[The Shoulders of Atlas by Mary E. Wilkins Freeman]@TWC D-Link bookThe Shoulders of Atlas CHAPTER X 24/41
"Mr.Allen has been trying to make me promise not to eat this nice candy," she said. "I don't think candy is good for anybody, and girls eat altogether too much of it," said Horace, with a strange fervor which the occasion hardly seemed to warrant. "Wouldn't I know he was a school-teacher when I heard him speak like that, even if nobody had ever told me ?" said Rose.
"Of course I am going to eat this candy that dear Lucy made her own self and gave me. I should be very ungrateful not to, and I love candy, too." "I will send for some to Boston to-morrow," cried Horace, eagerly. Rose regarded him with amazement.
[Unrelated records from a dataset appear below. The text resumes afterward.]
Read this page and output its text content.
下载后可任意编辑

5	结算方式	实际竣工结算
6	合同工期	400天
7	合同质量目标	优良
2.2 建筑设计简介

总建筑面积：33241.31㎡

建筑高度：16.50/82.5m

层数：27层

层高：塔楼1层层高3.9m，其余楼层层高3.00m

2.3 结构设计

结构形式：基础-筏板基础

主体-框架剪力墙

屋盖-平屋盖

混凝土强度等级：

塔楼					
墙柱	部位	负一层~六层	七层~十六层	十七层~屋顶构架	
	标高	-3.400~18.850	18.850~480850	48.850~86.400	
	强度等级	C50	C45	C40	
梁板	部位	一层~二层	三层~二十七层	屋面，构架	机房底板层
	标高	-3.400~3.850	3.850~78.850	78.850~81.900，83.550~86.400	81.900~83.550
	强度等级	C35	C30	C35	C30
"Why, Mr.Allen, you just said you did not approve of candy at all, and here you are proposing to send for some for me," she said, "when I have this nice home-made candy, a great deal purer, because one knows exactly what is in it, and you say I must not eat this." Rose took up a sugared almond daintily and put it to her lips, but Horace was too quick for her.
Before she knew what he was about he had dashed it from her hand, and in the tumult the whole box of candy was scattered.
Horace trampled on it, it was impossible to say whether purposely or accidentally, in the struggle. Both Rose and Sylvia regarded him with amazement, mixed with indignation. "Why, Mr.Allen!" said Rose.